The absolute freedom and responsibility we have is so pervasive it encompasses even the power to end our own lives.  And though we have so much freedom, we do not have anything essential or fixed within our nature to guide our choices (hedonistic desire alone is no longer sufficient).  If only we did!  This is the feeling of existential angst, a basic human condition.  In death alone, leaving all that one was behind, is one released from freedom, responsibility, and its attendant anxiety.  Hence, the greatest source of fear also becomes a fearful temptation that the imagination fantasizes in when the burden of responsibility overwhelms any rewards life presents.  Is this a method the mind uses to cope with stress?  I would postulate that, operating under the principle of enantiodromia, it does have a cathartic effect.  (To be sure, and mercifully so, for the uncompromised individual whose judgment is sound, and in light of the beauty and richness of continually unfolding human experience and the companionship of others, numerous other temporary and perfectly acceptable solutions are considered before taking any such permanent and irreversible action.  Robert Service presented another perspective as well.)

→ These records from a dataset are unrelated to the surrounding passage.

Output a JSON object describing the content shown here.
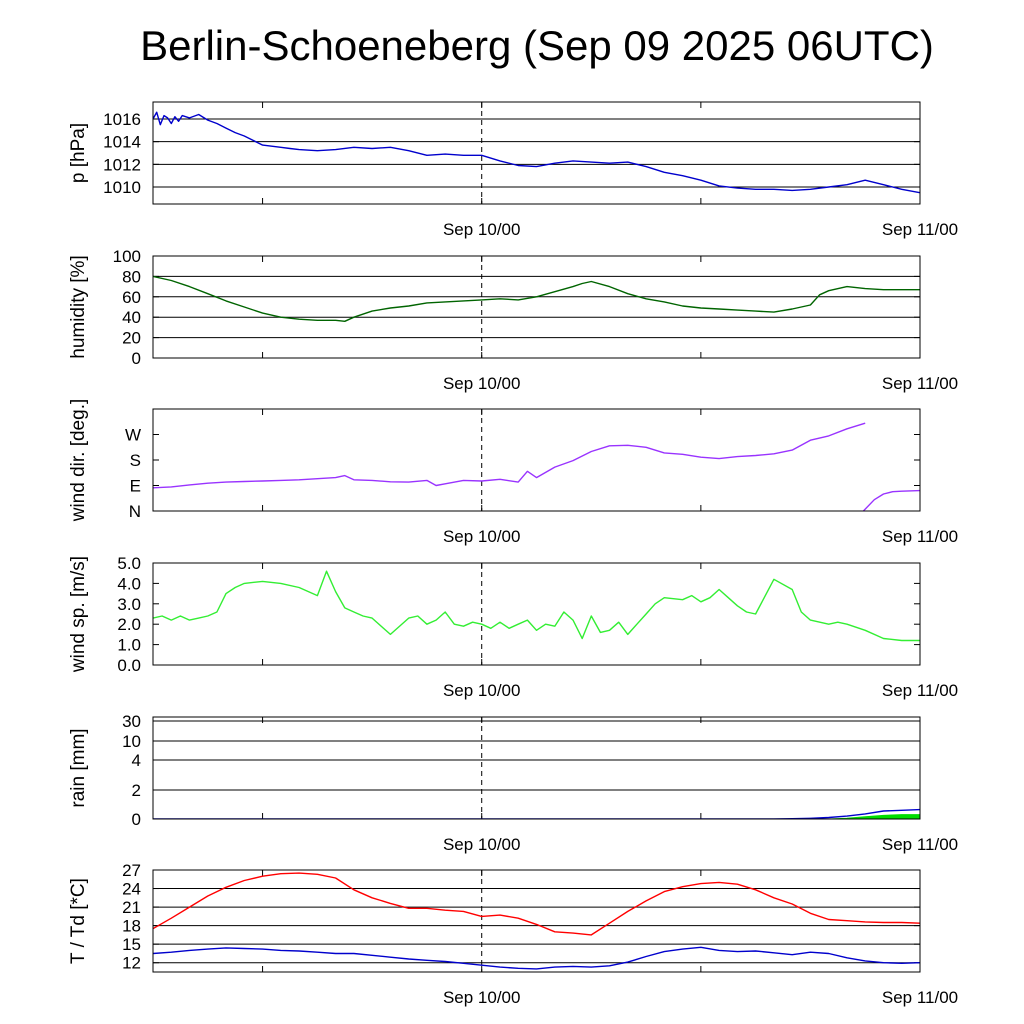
{
  "title": "Berlin-Schoeneberg (Sep 09 2025 06UTC)",
  "x_axis": {
    "start_hour": 0,
    "end_hour": 42,
    "labels": [
      {
        "hour": 18,
        "text": "Sep 10/00"
      },
      {
        "hour": 42,
        "text": "Sep 11/00"
      }
    ],
    "minor_ticks": [
      6,
      18,
      30,
      42
    ],
    "dashed_line_hour": 18
  },
  "colors": {
    "pressure": "#0000cc",
    "humidity": "#006400",
    "wind_dir": "#9933ff",
    "wind_speed": "#33ee33",
    "rain_blue": "#0000cc",
    "rain_green": "#00dd00",
    "temperature": "#ff0000",
    "dewpoint": "#0000cc"
  },
  "chart_data": [
    {
      "type": "line",
      "ylabel": "p [hPa]",
      "ylim": [
        1008.5,
        1017.5
      ],
      "yticks": [
        {
          "v": 1010,
          "label": "1010"
        },
        {
          "v": 1012,
          "label": "1012"
        },
        {
          "v": 1014,
          "label": "1014"
        },
        {
          "v": 1016,
          "label": "1016"
        }
      ],
      "grid": true,
      "series": [
        {
          "color_key": "pressure",
          "x": [
            0,
            0.2,
            0.4,
            0.6,
            0.8,
            1,
            1.2,
            1.4,
            1.6,
            2,
            2.5,
            3,
            3.5,
            4,
            4.5,
            5,
            5.5,
            6,
            6.5,
            7,
            7.5,
            8,
            9,
            10,
            11,
            12,
            13,
            14,
            15,
            16,
            17,
            18,
            19,
            20,
            21,
            22,
            23,
            24,
            25,
            26,
            27,
            28,
            29,
            30,
            31,
            32,
            33,
            34,
            35,
            36,
            37,
            38,
            39,
            40,
            41,
            42
          ],
          "y": [
            1016,
            1016.6,
            1015.5,
            1016.3,
            1016.1,
            1015.6,
            1016.2,
            1015.8,
            1016.3,
            1016.1,
            1016.4,
            1015.9,
            1015.6,
            1015.2,
            1014.8,
            1014.5,
            1014.1,
            1013.7,
            1013.6,
            1013.5,
            1013.4,
            1013.3,
            1013.2,
            1013.3,
            1013.5,
            1013.4,
            1013.5,
            1013.2,
            1012.8,
            1012.9,
            1012.8,
            1012.8,
            1012.3,
            1011.9,
            1011.8,
            1012.1,
            1012.3,
            1012.2,
            1012.1,
            1012.2,
            1011.8,
            1011.3,
            1011.0,
            1010.6,
            1010.1,
            1009.9,
            1009.8,
            1009.8,
            1009.7,
            1009.8,
            1010.0,
            1010.2,
            1010.6,
            1010.2,
            1009.8,
            1009.5
          ]
        }
      ]
    },
    {
      "type": "line",
      "ylabel": "humidity [%]",
      "ylim": [
        0,
        100
      ],
      "yticks": [
        {
          "v": 0,
          "label": "0"
        },
        {
          "v": 20,
          "label": "20"
        },
        {
          "v": 40,
          "label": "40"
        },
        {
          "v": 60,
          "label": "60"
        },
        {
          "v": 80,
          "label": "80"
        },
        {
          "v": 100,
          "label": "100"
        }
      ],
      "grid": true,
      "series": [
        {
          "color_key": "humidity",
          "x": [
            0,
            1,
            2,
            3,
            4,
            5,
            6,
            7,
            8,
            9,
            10,
            10.5,
            11,
            12,
            13,
            14,
            15,
            16,
            17,
            18,
            19,
            20,
            21,
            22,
            23,
            23.5,
            24,
            25,
            26,
            27,
            28,
            29,
            30,
            31,
            32,
            33,
            34,
            35,
            36,
            36.5,
            37,
            38,
            39,
            40,
            41,
            42
          ],
          "y": [
            80,
            76,
            70,
            63,
            56,
            50,
            44,
            40,
            38,
            37,
            37,
            36,
            40,
            46,
            49,
            51,
            54,
            55,
            56,
            57,
            58,
            57,
            60,
            65,
            70,
            73,
            75,
            70,
            63,
            58,
            55,
            51,
            49,
            48,
            47,
            46,
            45,
            48,
            52,
            62,
            66,
            70,
            68,
            67,
            67,
            67
          ]
        }
      ]
    },
    {
      "type": "line",
      "ylabel": "wind dir. [deg.]",
      "ylim": [
        0,
        360
      ],
      "yticks": [
        {
          "v": 0,
          "label": "N"
        },
        {
          "v": 90,
          "label": "E"
        },
        {
          "v": 180,
          "label": "S"
        },
        {
          "v": 270,
          "label": "W"
        }
      ],
      "grid": false,
      "series": [
        {
          "color_key": "wind_dir",
          "x": [
            0,
            1,
            2,
            3,
            4,
            5,
            6,
            7,
            8,
            9,
            10,
            10.5,
            11,
            12,
            13,
            14,
            15,
            15.5,
            16,
            17,
            18,
            19,
            20,
            20.5,
            21,
            22,
            23,
            24,
            25,
            26,
            27,
            28,
            29,
            30,
            31,
            32,
            33,
            34,
            35,
            36,
            37,
            38,
            39
          ],
          "y": [
            82,
            85,
            92,
            98,
            102,
            104,
            106,
            108,
            110,
            114,
            118,
            125,
            110,
            108,
            103,
            102,
            108,
            90,
            96,
            108,
            106,
            112,
            102,
            140,
            118,
            155,
            178,
            210,
            230,
            232,
            225,
            205,
            200,
            190,
            185,
            192,
            196,
            202,
            215,
            250,
            265,
            290,
            310
          ]
        },
        {
          "color_key": "wind_dir",
          "x": [
            38.9,
            39.5,
            40,
            40.5,
            41,
            42
          ],
          "y": [
            0,
            40,
            60,
            68,
            70,
            72
          ]
        }
      ]
    },
    {
      "type": "line",
      "ylabel": "wind sp. [m/s]",
      "ylim": [
        0,
        5
      ],
      "yticks": [
        {
          "v": 0,
          "label": "0.0"
        },
        {
          "v": 1,
          "label": "1.0"
        },
        {
          "v": 2,
          "label": "2.0"
        },
        {
          "v": 3,
          "label": "3.0"
        },
        {
          "v": 4,
          "label": "4.0"
        },
        {
          "v": 5,
          "label": "5.0"
        }
      ],
      "grid": false,
      "series": [
        {
          "color_key": "wind_speed",
          "x": [
            0,
            0.5,
            1,
            1.5,
            2,
            2.5,
            3,
            3.5,
            4,
            4.5,
            5,
            6,
            7,
            8,
            9,
            9.5,
            10,
            10.5,
            11,
            11.5,
            12,
            13,
            14,
            14.5,
            15,
            15.5,
            16,
            16.5,
            17,
            17.5,
            18,
            18.5,
            19,
            19.5,
            20,
            20.5,
            21,
            21.5,
            22,
            22.5,
            23,
            23.5,
            24,
            24.5,
            25,
            25.5,
            26,
            26.5,
            27,
            27.5,
            28,
            29,
            29.5,
            30,
            30.5,
            31,
            31.5,
            32,
            32.5,
            33,
            34,
            35,
            35.5,
            36,
            37,
            37.5,
            38,
            39,
            40,
            41,
            41.5,
            42
          ],
          "y": [
            2.3,
            2.4,
            2.2,
            2.4,
            2.2,
            2.3,
            2.4,
            2.6,
            3.5,
            3.8,
            4.0,
            4.1,
            4.0,
            3.8,
            3.4,
            4.6,
            3.6,
            2.8,
            2.6,
            2.4,
            2.3,
            1.5,
            2.3,
            2.4,
            2.0,
            2.2,
            2.6,
            2.0,
            1.9,
            2.1,
            2.0,
            1.8,
            2.1,
            1.8,
            2.0,
            2.2,
            1.7,
            2.0,
            1.9,
            2.6,
            2.2,
            1.3,
            2.4,
            1.6,
            1.7,
            2.1,
            1.5,
            2.0,
            2.5,
            3.0,
            3.3,
            3.2,
            3.4,
            3.1,
            3.3,
            3.7,
            3.3,
            2.9,
            2.6,
            2.5,
            4.2,
            3.7,
            2.6,
            2.2,
            2.0,
            2.1,
            2.0,
            1.7,
            1.3,
            1.2,
            1.2,
            1.2
          ]
        }
      ]
    },
    {
      "type": "area",
      "ylabel": "rain [mm]",
      "scale": "nonlinear",
      "yticks": [
        {
          "v": 0,
          "label": "0"
        },
        {
          "v": 2,
          "label": "2"
        },
        {
          "v": 4,
          "label": "4"
        },
        {
          "v": 10,
          "label": "10"
        },
        {
          "v": 30,
          "label": "30"
        }
      ],
      "grid": true,
      "series": [
        {
          "color_key": "rain_green",
          "kind": "area",
          "x": [
            0,
            35,
            36,
            37,
            38,
            39,
            40,
            41,
            42
          ],
          "y": [
            0,
            0,
            0,
            0,
            0.05,
            0.15,
            0.25,
            0.3,
            0.3
          ]
        },
        {
          "color_key": "rain_blue",
          "kind": "line",
          "x": [
            0,
            34,
            35,
            36,
            37,
            38,
            39,
            40,
            41,
            42
          ],
          "y": [
            0,
            0,
            0.02,
            0.05,
            0.1,
            0.2,
            0.35,
            0.55,
            0.6,
            0.65
          ]
        }
      ]
    },
    {
      "type": "line",
      "ylabel": "T / Td [*C]",
      "ylim": [
        10.5,
        27
      ],
      "yticks": [
        {
          "v": 12,
          "label": "12"
        },
        {
          "v": 15,
          "label": "15"
        },
        {
          "v": 18,
          "label": "18"
        },
        {
          "v": 21,
          "label": "21"
        },
        {
          "v": 24,
          "label": "24"
        },
        {
          "v": 27,
          "label": "27"
        }
      ],
      "grid": true,
      "series": [
        {
          "color_key": "temperature",
          "x": [
            0,
            1,
            2,
            3,
            4,
            5,
            6,
            7,
            8,
            9,
            10,
            11,
            12,
            13,
            14,
            15,
            16,
            17,
            18,
            19,
            20,
            21,
            22,
            23,
            24,
            25,
            26,
            27,
            28,
            29,
            30,
            31,
            32,
            33,
            34,
            35,
            36,
            37,
            38,
            39,
            40,
            41,
            42
          ],
          "y": [
            17.5,
            19.2,
            21,
            22.8,
            24.2,
            25.3,
            26,
            26.4,
            26.5,
            26.3,
            25.7,
            23.8,
            22.5,
            21.6,
            20.8,
            20.8,
            20.5,
            20.3,
            19.5,
            19.7,
            19.2,
            18.2,
            17,
            16.8,
            16.5,
            18.4,
            20.3,
            22,
            23.5,
            24.3,
            24.8,
            25,
            24.7,
            23.8,
            22.5,
            21.5,
            20,
            19,
            18.8,
            18.6,
            18.5,
            18.5,
            18.4
          ]
        },
        {
          "color_key": "dewpoint",
          "x": [
            0,
            1,
            2,
            3,
            4,
            5,
            6,
            7,
            8,
            9,
            10,
            11,
            12,
            13,
            14,
            15,
            16,
            17,
            18,
            19,
            20,
            21,
            22,
            23,
            24,
            25,
            26,
            27,
            28,
            29,
            30,
            31,
            32,
            33,
            34,
            35,
            36,
            37,
            38,
            39,
            40,
            41,
            42
          ],
          "y": [
            13.5,
            13.7,
            14,
            14.2,
            14.4,
            14.3,
            14.2,
            14,
            13.9,
            13.7,
            13.5,
            13.5,
            13.2,
            12.9,
            12.6,
            12.4,
            12.2,
            11.9,
            11.6,
            11.3,
            11.1,
            11,
            11.3,
            11.4,
            11.3,
            11.5,
            12.1,
            13,
            13.8,
            14.2,
            14.5,
            14,
            13.8,
            13.9,
            13.6,
            13.3,
            13.7,
            13.5,
            12.8,
            12.3,
            12,
            11.9,
            12
          ]
        }
      ]
    }
  ]
}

But what is the purpose of cathartic self-sacrifice when it may be more effective yet to reflect on the impermanent nature of life?  Nothing lives very long, really.  It is saddest of all for me to realize that my own children will grow up tomorrow, mature, and die as surely as do all other things.  As will my parents, my wife, and as will I.  I could try to realize this eventual fate as intimately today as it will be tomorrow to live an "authentic life".  From what may be regarded as the most appropriate of all perspectives, in a flash I am born, live, and die.  What freedom and responsibility I have now, is over in an instant.  And that instant is where I am right now.


Discontent
I have written before about dukkha, the Pali word for unsatisfactoriness, the condition of life identified by the Buddha. I had thought it was something to be prevented, an "avoidance goal" in effect. But as a basic condition, it really isn't something to be avoided or approached, it just is. In such a world the best that can be done really is to walk a middle path between extremes, keeping in mind a profound understanding of the pervasive quality of dukkha.